- Les chercheurs du groupe World Weather Attribution (WWA), soutiennent que le changement climatique est responsable de la vague de chaleur actuelle dans les pays au sud de l’Afrique de l’Ouest.
- Cette partie de l’Afrique va connaitre, selon les chercheurs, de fréquente chaleur plus chaude si le monde ne s’éloigne pas des combustibles fossiles.
- L’un des effets du changement climatique qui se manifeste par de forte chaleur a eu des impacts sur la biodiversité.
- Les chercheurs pensent que les vagues de chaleur peuvent s’accompagner d’une recrudescence de certaines maladies à transmission vectorielle.

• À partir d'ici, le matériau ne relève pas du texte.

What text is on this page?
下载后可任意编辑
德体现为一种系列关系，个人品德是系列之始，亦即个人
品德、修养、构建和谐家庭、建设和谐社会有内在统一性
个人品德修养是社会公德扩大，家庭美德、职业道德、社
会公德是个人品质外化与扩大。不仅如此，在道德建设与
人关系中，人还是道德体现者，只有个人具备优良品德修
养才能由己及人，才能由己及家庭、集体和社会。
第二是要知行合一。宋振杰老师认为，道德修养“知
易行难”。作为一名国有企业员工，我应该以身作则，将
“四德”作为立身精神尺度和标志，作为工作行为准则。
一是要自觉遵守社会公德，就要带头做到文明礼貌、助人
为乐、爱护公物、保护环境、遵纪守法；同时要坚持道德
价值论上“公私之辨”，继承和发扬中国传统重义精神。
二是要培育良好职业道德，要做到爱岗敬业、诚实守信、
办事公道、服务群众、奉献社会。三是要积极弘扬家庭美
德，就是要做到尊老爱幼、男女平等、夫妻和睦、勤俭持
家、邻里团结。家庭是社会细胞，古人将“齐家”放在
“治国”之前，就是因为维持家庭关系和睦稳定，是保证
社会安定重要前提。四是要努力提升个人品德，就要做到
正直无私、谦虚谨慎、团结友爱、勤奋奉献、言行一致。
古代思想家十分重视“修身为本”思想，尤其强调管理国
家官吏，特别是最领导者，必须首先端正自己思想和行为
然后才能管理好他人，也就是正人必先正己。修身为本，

Une étude menée dans neuf pays, indique que le changement climatique est à l’origine de la vague de chaleur, qu’a enregistrée l’Afrique de l’Ouest durant les mois de février à avril, pourrait devenir cyclique tous les deux ans si les humains ne s’éloignent pas des combustibles fossiles.

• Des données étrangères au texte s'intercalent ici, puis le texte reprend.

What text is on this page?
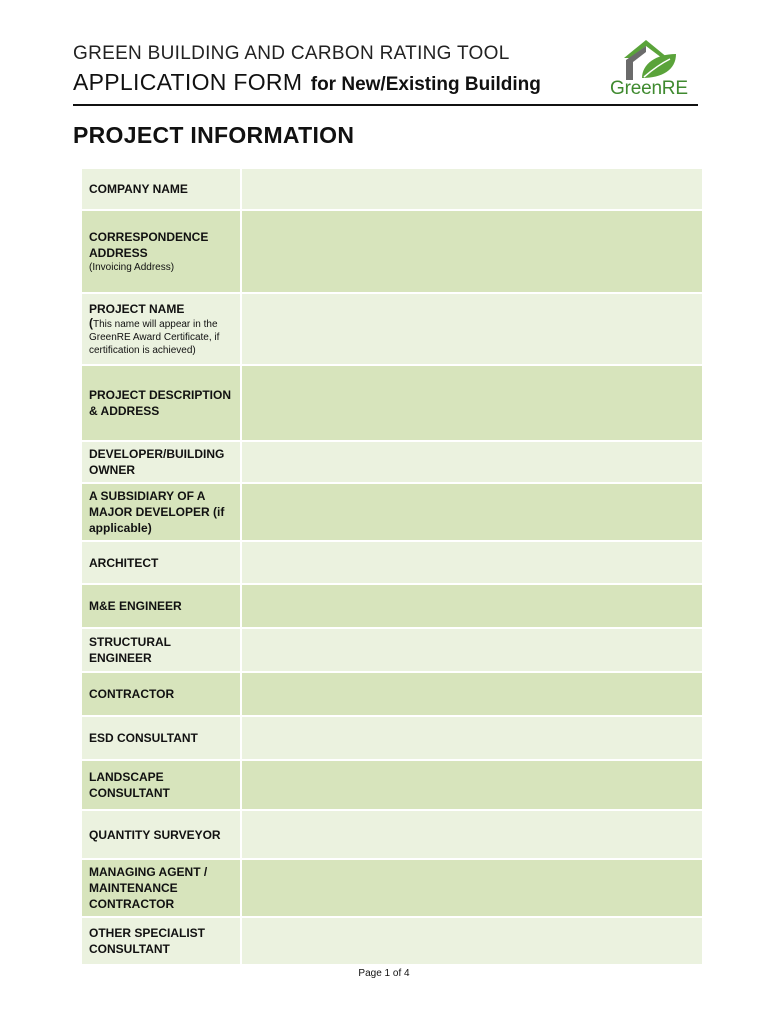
GREEN BUILDING AND CARBON RATING TOOL
APPLICATION FORM for New/Existing Building	GreenRE
PROJECT INFORMATION
COMPANY NAME	
CORRESPONDENCE ADDRESS
(Invoicing Address)	

PROJECT NAME
(This name will appear in the GreenRE Award Certificate, if certification is achieved)	

PROJECT DESCRIPTION & ADDRESS	
DEVELOPER/BUILDING OWNER	
A SUBSIDIARY OF A MAJOR DEVELOPER (if applicable)	
ARCHITECT	
M&E ENGINEER	
STRUCTURAL ENGINEER	
CONTRACTOR	
ESD CONSULTANT	
LANDSCAPE CONSULTANT	
QUANTITY SURVEYOR	
MANAGING AGENT / MAINTENANCE CONTRACTOR	
OTHER SPECIALIST CONSULTANT	
Page 1 of 4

Le Nigeria, le Bénin, le Togo, le Ghana, la Côte d’Ivoire, le Libéria, la Sierra Leone, de même que certaines parties de la Guinée et du Cameroun, sont les zones prises en compte par l’étude.
Celle-ci explique qu’à cause du changement climatique provoqué par l’homme, l’indice de chaleur moyen par zone est aujourd’hui d’environ 4°C, donc plus élevé dans le climat actuel, plus chaud de 1,2°C.
Ladite étude, réalisée par une équipe internationale de chercheurs du groupe World Weather Attribution (WWA), publiée le 21 mars 2024, sur son site, indique par ailleurs qu’une telle chaleur humide est devenue beaucoup plus probable, voire au moins 10 fois plus probable dans le monde d’aujourd’hui.
Pour estimer l’influence du changement climatique d’origine humaine sur cette chaleur humide excessive, les chercheurs ont utilisé une combinaison de modèles climatiques et d’observations.
D’après Maja Vahlberg, Consultante en risques au Centre climatique de la Croix-Rouge et du Croissant-Rouge, cité par WWA, « les pays d’Afrique et du monde doivent se préparer à la chaleur. Des mesures simples comme des campagnes de sensibilisation et des systèmes d’alerte peuvent sauver des milliers de vies pendant les vagues de chaleur ».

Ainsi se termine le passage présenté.